D'abord, elle se déclare incompétente à connaître d'une demande de sursis à l'exécution d'une décision rendue par une juridiction nationale.
Ensuite, elle précise que l'indication de la dénonciation sociale d'une personne morale, dans la requête aux fins d'injonction de payer, ne s'entend pas seulement de la mention manuscrite, mais l'apposition du cachet de la société indiquant en toutes lettres, la dénomination, suffit.
1 - L'incompétence de la CCJA à ordonner le sursis l'exécution d'une décision :
En se déclarant incompétente à connaître de la demande de sursis à exécution formulée par Côte d'Ivoire TELECOM, la CCJA ne fait que tirer les conséquences des décisions antérieures rendues quant à l'application des articles 180, 181 et 214 du Code de Procédure Civile Ivoirien. En effet, depuis l'arrêt du 11 octobre 2002, la CCJA décide qu'en application de l'article 10 du Traité OHADA, les articles 180, 181 et 214 du Code de Procédure Civile Ivoirien ne sont plus applicables en matière d'exécution forcée, car violent l'article 32 de l'Acte portant voies d'exécution (sur la question, cf. notre article sur le bilan de l'application des Actes Uniformes par la CCJA, in juris OHADA N° 3/03 p.7 et ss.).
Il faut relever que pour permettre à la CCJA de se prononcer sur la demande de sursis à l'exécution, la Cour Suprême a rétracté d'abord l'ordonnance présidentielle qui avait suspendu l'exécution de la décision, et s'est dessaisie du dossier, objet du pourvoi, et l'a renvoyé devant la CCJA.
Il semble que la Cour Suprême a tiré les conséquences de l'arrêt de cassation de la CCJA du 11 octobre 2001.
Ce qui conforte la CCJA dans son interprétation de l'article 32 de l'Acte Uniforme portant voies d'exécution.
Ainsi, la CCJA vient d'affirmer de façon claire et sans équivoque, qu'elle est incompétente à connaître de la demande de sursis à exécution, une telle mesure n'étant prévue par aucune disposition ni du Traité, ni du Règlement de Procédure.

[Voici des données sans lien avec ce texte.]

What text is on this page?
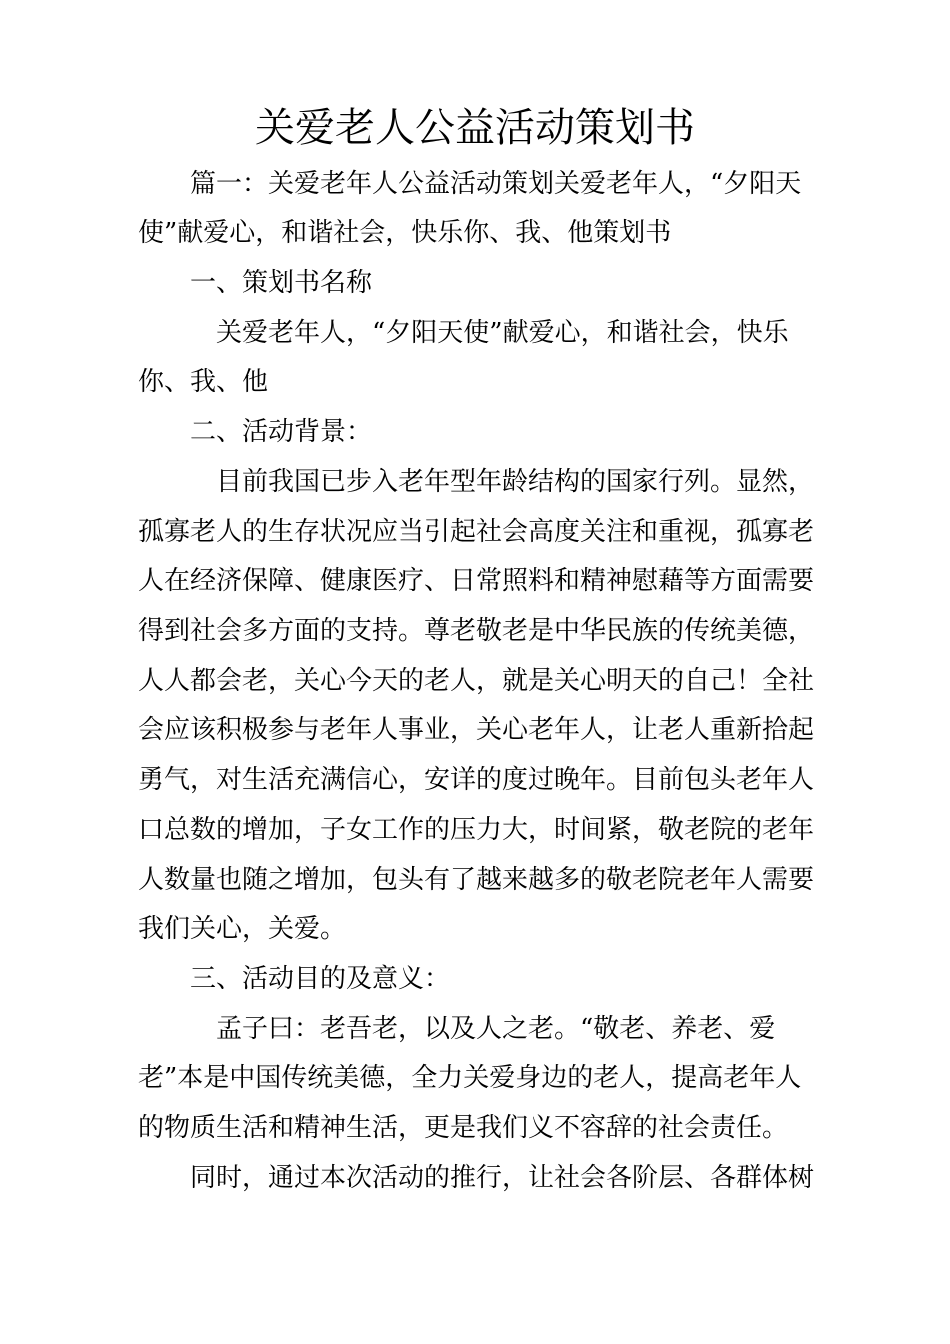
关爱老人公益活动策划书
篇一：关爱老年人公益活动策划关爱老年人，“夕阳天
使”献爱心，和谐社会，快乐你、我、他策划书
一、策划书名称
关爱老年人，“夕阳天使”献爱心，和谐社会，快乐
你、我、他
二、活动背景：
目前我国已步入老年型年龄结构的国家行列。显然，
孤寡老人的生存状况应当引起社会高度关注和重视，孤寡老
人在经济保障、健康医疗、日常照料和精神慰藉等方面需要
得到社会多方面的支持。尊老敬老是中华民族的传统美德，
人人都会老，关心今天的老人，就是关心明天的自己！全社
会应该积极参与老年人事业，关心老年人，让老人重新拾起
勇气，对生活充满信心，安详的度过晚年。目前包头老年人
口总数的增加，子女工作的压力大，时间紧，敬老院的老年
人数量也随之增加，包头有了越来越多的敬老院老年人需要
我们关心，关爱。
三、活动目的及意义：
孟子曰：老吾老，以及人之老。“敬老、养老、爱
老”本是中国传统美德，全力关爱身边的老人，提高老年人
的物质生活和精神生活，更是我们义不容辞的社会责任。
同时，通过本次活动的推行，让社会各阶层、各群体树
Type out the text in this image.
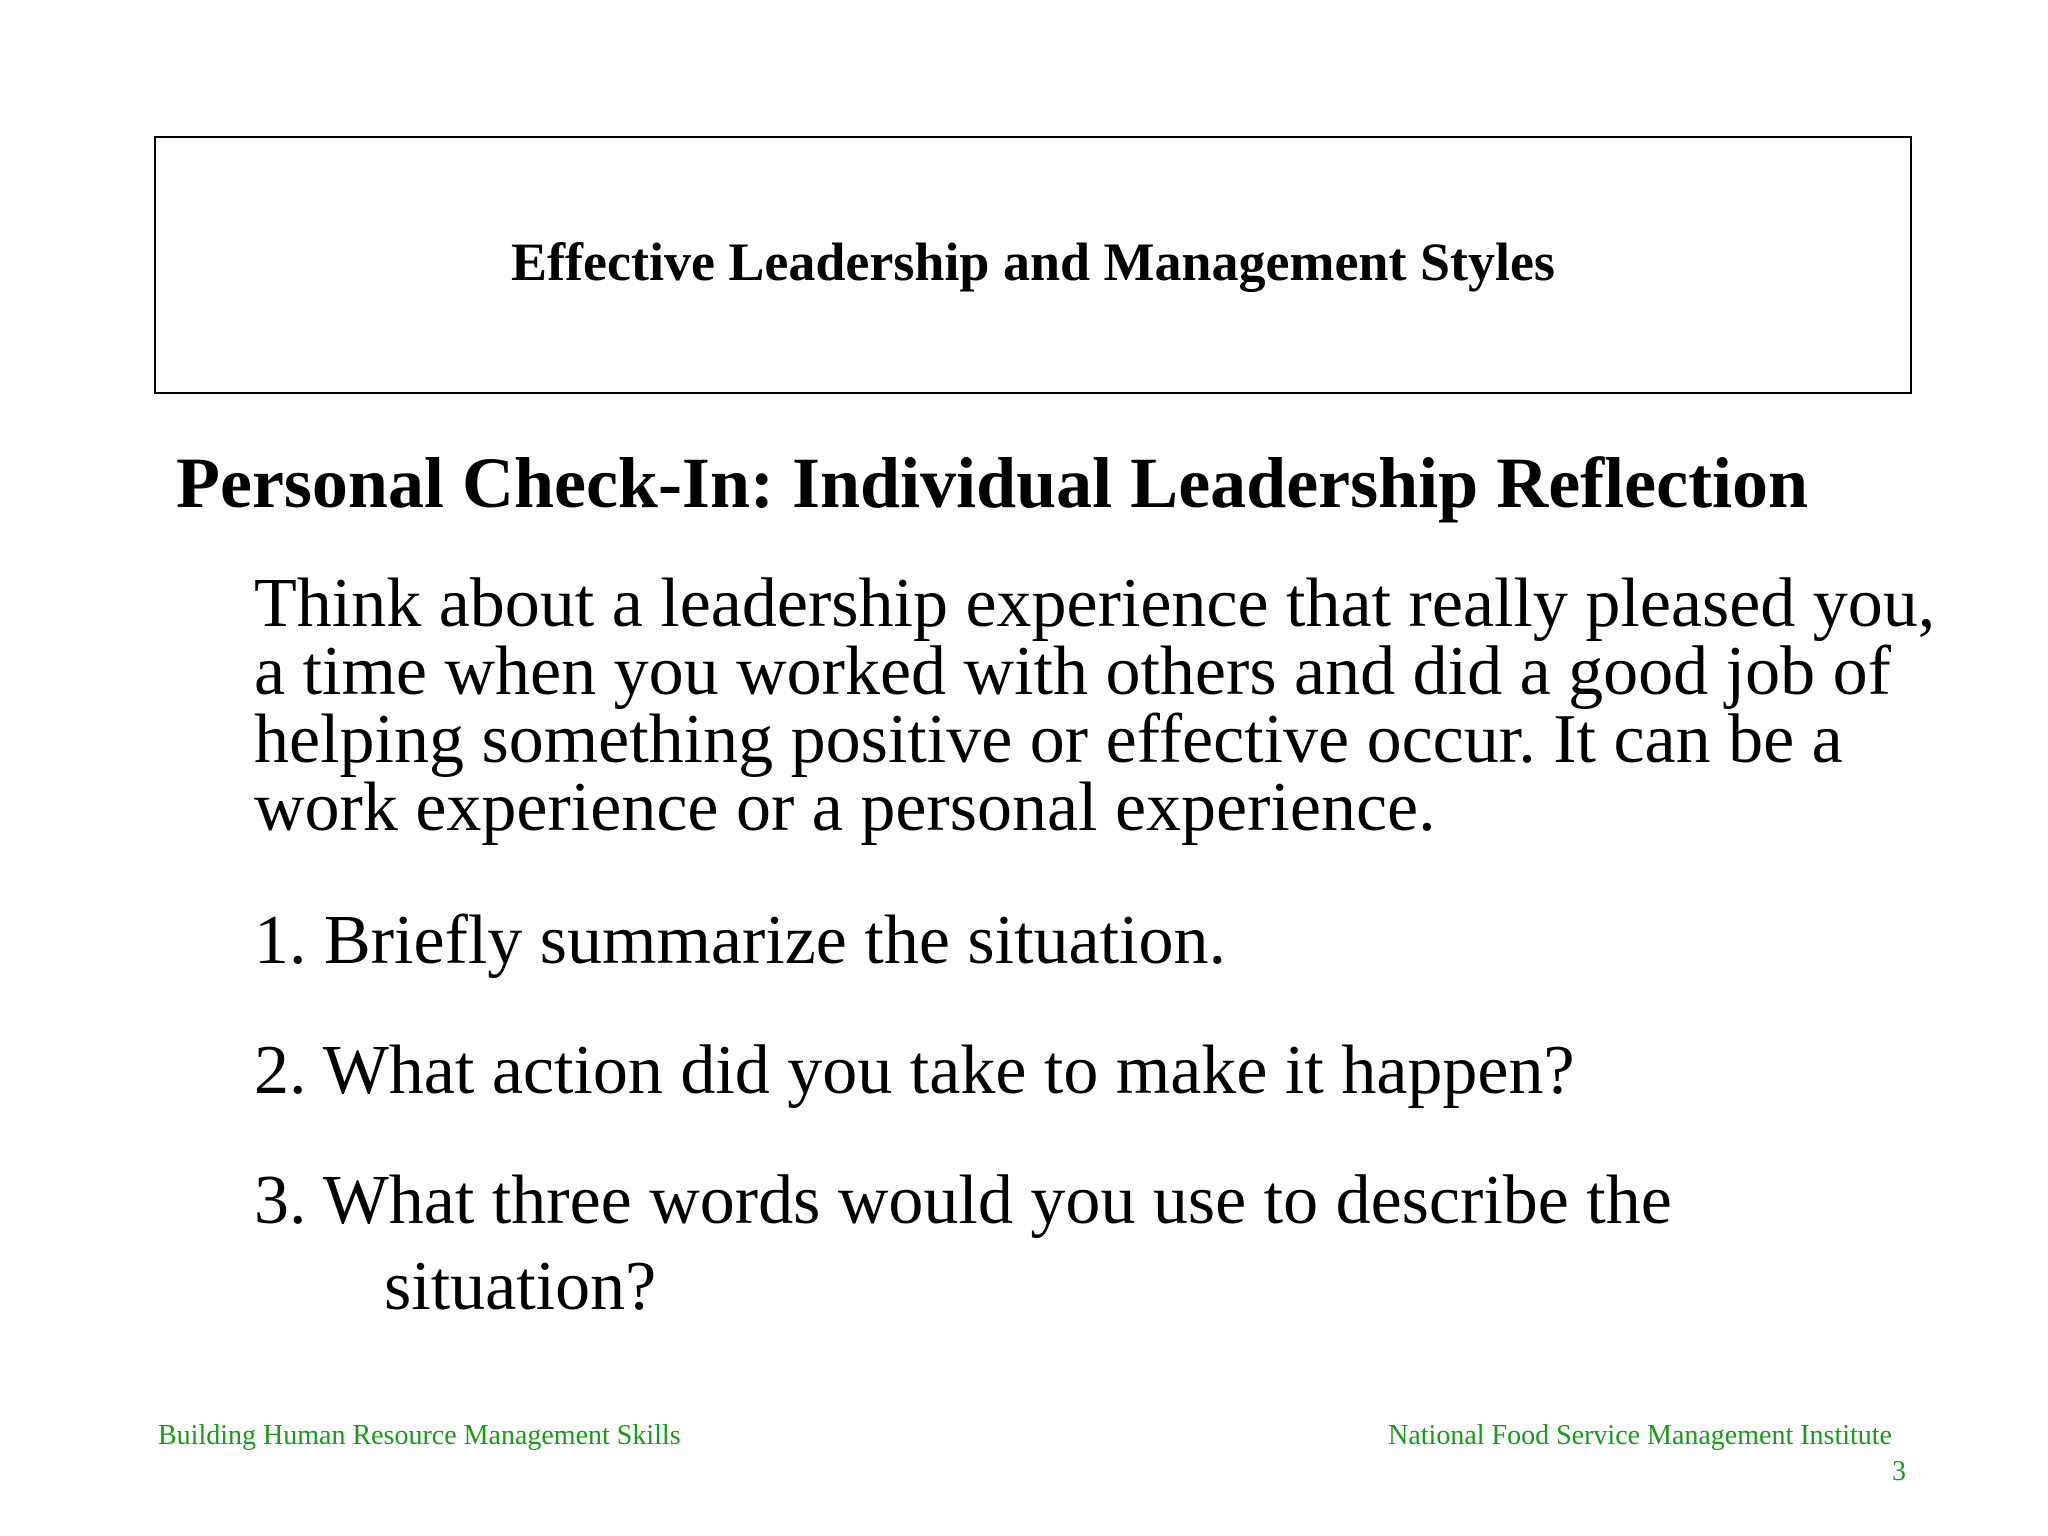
Effective Leadership and Management Styles
Personal Check-In: Individual Leadership Reflection

Think about a leadership experience that really pleased you,

a time when you worked with others and did a good job of

helping something positive or effective occur. It can be a

work experience or a personal experience.

1. Briefly summarize the situation.
2. What action did you take to make it happen?
3. What three words would you use to describe the
situation?
Building Human Resource Management Skills	National Food Service Management Institute
3
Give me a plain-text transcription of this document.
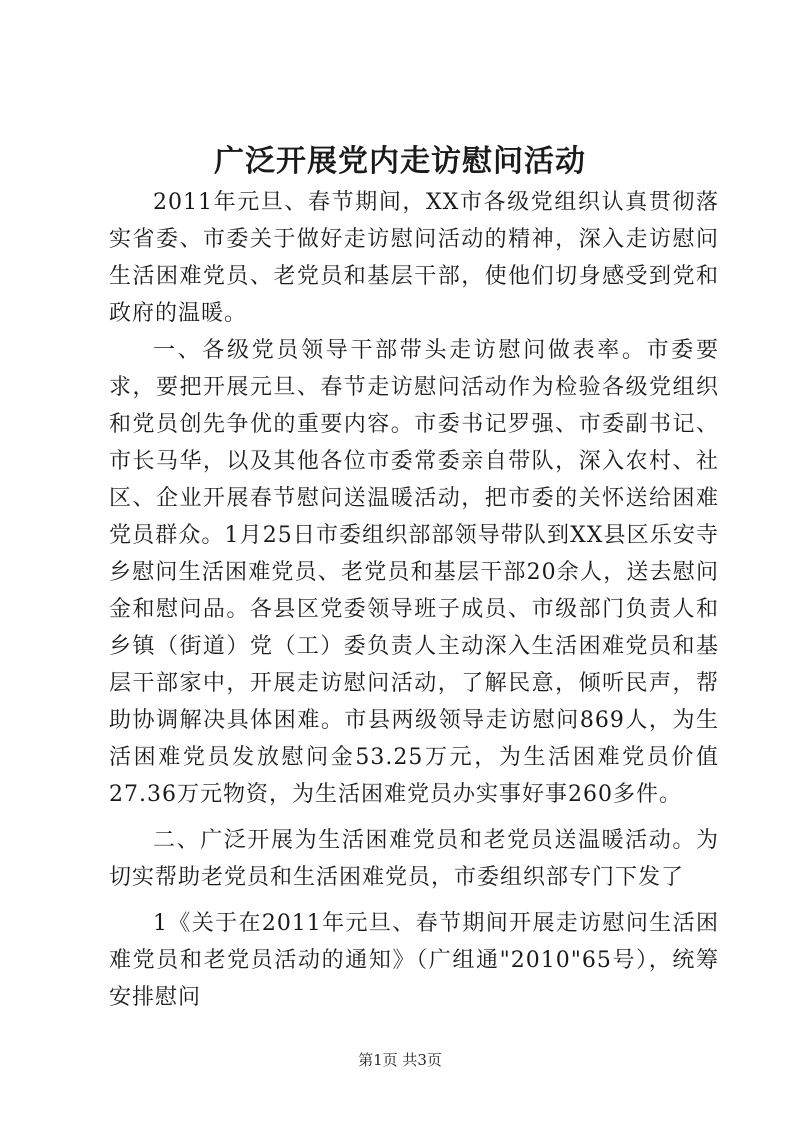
广泛开展党内走访慰问活动

2011年元旦、春节期间，XX市各级党组织认真贯彻落实省委、市委关于做好走访慰问活动的精神，深入走访慰问生活困难党员、老党员和基层干部，使他们切身感受到党和政府的温暖。

一、各级党员领导干部带头走访慰问做表率。市委要求，要把开展元旦、春节走访慰问活动作为检验各级党组织和党员创先争优的重要内容。市委书记罗强、市委副书记、市长马华，以及其他各位市委常委亲自带队，深入农村、社区、企业开展春节慰问送温暖活动，把市委的关怀送给困难党员群众。1月25日市委组织部部领导带队到XX县区乐安寺乡慰问生活困难党员、老党员和基层干部20余人，送去慰问金和慰问品。各县区党委领导班子成员、市级部门负责人和乡镇（街道）党（工）委负责人主动深入生活困难党员和基层干部家中，开展走访慰问活动，了解民意，倾听民声，帮助协调解决具体困难。市县两级领导走访慰问869人，为生活困难党员发放慰问金53.25万元，为生活困难党员价值27.36万元物资，为生活困难党员办实事好事260多件。

二、广泛开展为生活困难党员和老党员送温暖活动。为切实帮助老党员和生活困难党员，市委组织部专门下发了

1《关于在2011年元旦、春节期间开展走访慰问生活困难党员和老党员活动的通知》（广组通"2010"65号），统筹安排慰问

第1页 共3页
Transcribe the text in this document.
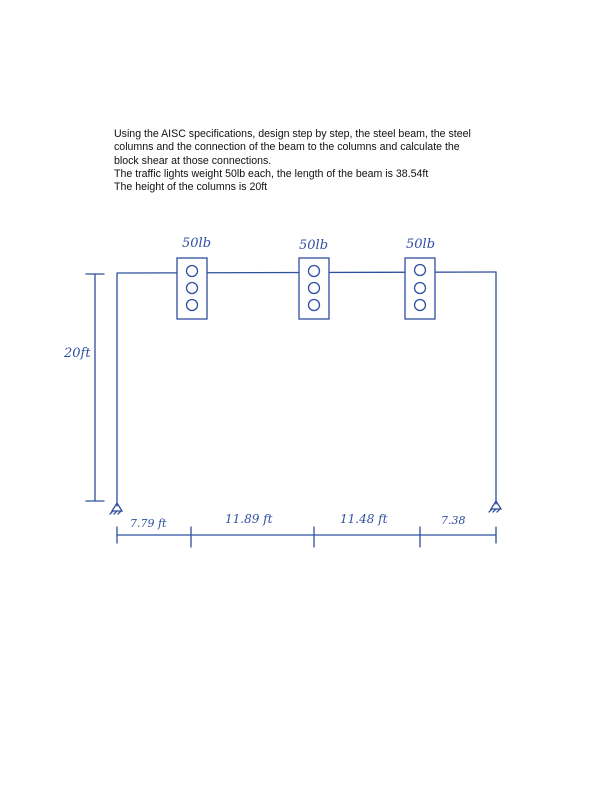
Using the AISC specifications, design step by step, the steel beam, the steel
columns and the connection of the beam to the columns and calculate the
block shear at those connections.
The traffic lights weight 50lb each, the length of the beam is 38.54ft
The height of the columns is 20ft
50lb	50lb	50lb
20ft
7.79 ft	11.89 ft	11.48 ft	7.38
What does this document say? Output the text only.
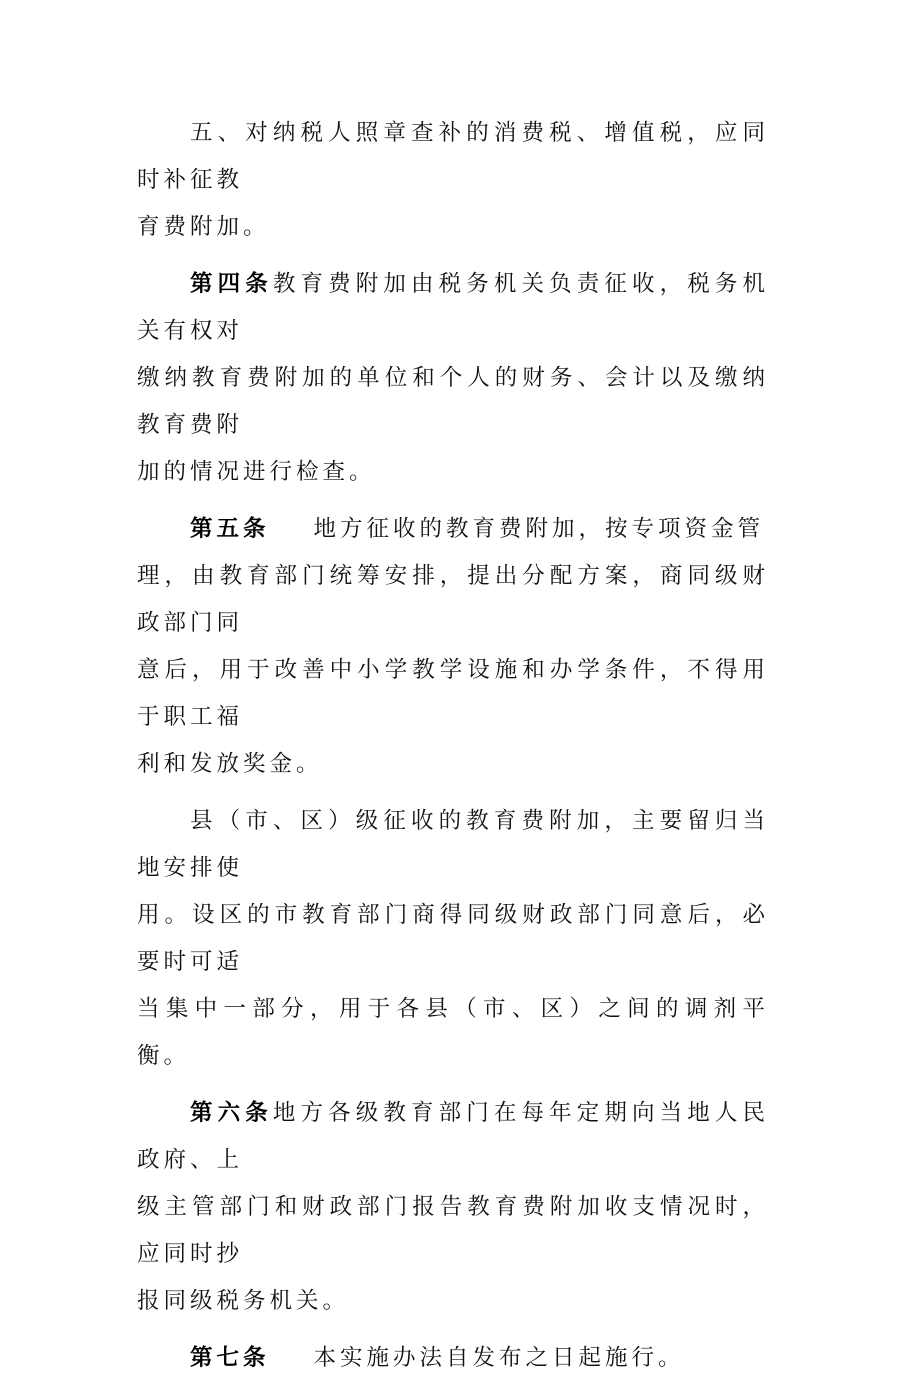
五、对纳税人照章查补的消费税、增值税，应同时补征教
育费附加。

第四条教育费附加由税务机关负责征收，税务机关有权对
缴纳教育费附加的单位和个人的财务、会计以及缴纳教育费附
加的情况进行检查。

第五条 地方征收的教育费附加，按专项资金管
理，由教育部门统筹安排，提出分配方案，商同级财政部门同
意后，用于改善中小学教学设施和办学条件，不得用于职工福
利和发放奖金。

县（市、区）级征收的教育费附加，主要留归当地安排使
用。设区的市教育部门商得同级财政部门同意后，必要时可适
当集中一部分，用于各县（市、区）之间的调剂平衡。

第六条地方各级教育部门在每年定期向当地人民政府、上
级主管部门和财政部门报告教育费附加收支情况时，应同时抄
报同级税务机关。

第七条 本实施办法自发布之日起施行。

Il revient alors aux Etats parties d'y réfléchir, quand on sait qu'il y a des décisions dont l'exécution peut être de nature à troubler l'ordre public.
Si rien n'est prévu pour donner compétence en pareille hypothèse à la CCJA, c'est l'ordre public des Etats parties qui en sortirait affaibli.
2 - La dénomination sociale des personnes morales :
Aux termes de l'article 4 de l'Acte Uniforme portant recouvrement simplifié de créances, la requête aux fins d'injonction de payer doit contenir, à peine d'irrecevabilité, pour les personnes morales, notamment leur dénomination.
Comment doit-elle être indiquée ?
A priori, on pourrait, dans la mesure où l'indication se fait dans la requête, penser à l'inscription pure et simple de la dénomination de la personne morale.
Mais l'arrêt de la CCJA vient préciser que le cachet apposé sur la requête et qui indique en toutes lettres, la dénomination, vaut indication de celle-ci.
Ainsi, par cet arrêt, le justiciable OHADA doit comprendre d'une part, que tant que le Traité ou le Règlement de Procédure ne sont pas modifiés dans ce sens, la CCJA ne peut ordonner la suspension de l'exécution d'une décision d'une juridiction nationale; d'autre part, l'indication de la dénomination sociale d'une personne peut se faire à travers le cachet apposé sur la requête, encore faut-il qu'elle soit faite en toutes lettres.